Oxford University Press
Title: The Oxford Handbook of Decadence
Description:
Abstract The meaning of decadence varies with context, depending on what (or who) is understood to have declined, decayed, or degenerated.
These negative meanings are familiar from history (the decline and fall of Rome), sociology (the decay of communities), morality (the degeneration of values), and more, including such popular conceptions of decadence as excess and corruption.
At the same time, all of this negative decadence has found positive cultural expression, principally in literature, through the work of such celebrated nineteenth-century decadents as Charles Baudelaire, Oscar Wilde, and many others.
This volume explores the kind of literary expression Baudelaire gave to decadence in the mid-nineteenth century and Wilde at the fin de siècle by focusing on additional critical periods, such as classical antiquity, various ages of empire, the interwar era in the twentieth century, and contemporary times, as well as by examining key places—France, Belgium, Britain, Italy, Germany, the Nordic nations, Russia and Ukraine, the Ottoman Empire, and Japan—and such genres as the novel, the short story, drama, the essay, prose poetry, and film.

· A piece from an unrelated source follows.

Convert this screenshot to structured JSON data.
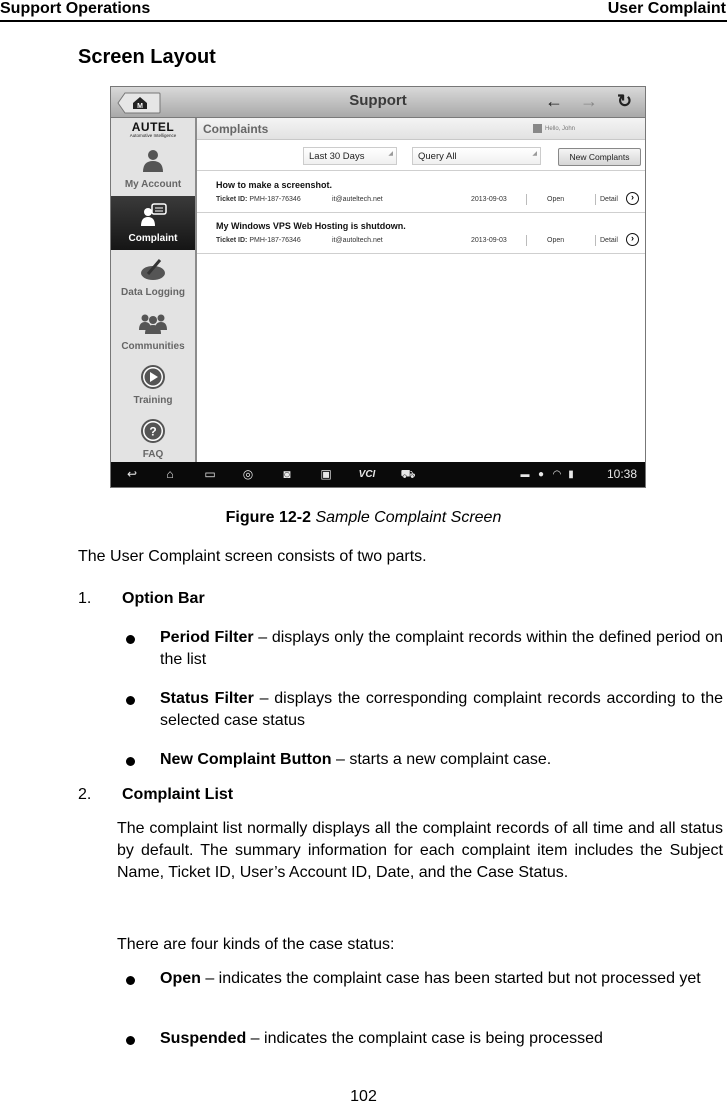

The volume also considers decadence more broadly as a culture not limited to literature by considering its manifestations in such material forms as book design, fashion, interior decoration, and architecture, as well as through the experiential register of the senses: decadent vision, sound, smell, taste, and touch are all reflected, respectively, in painting, music, perfume, cuisine, and feeling.
Finally, the volume explores the theoretical resonance of decadence in such fields as theology, science, ecology, philosophy, psychoanalysis, and politics.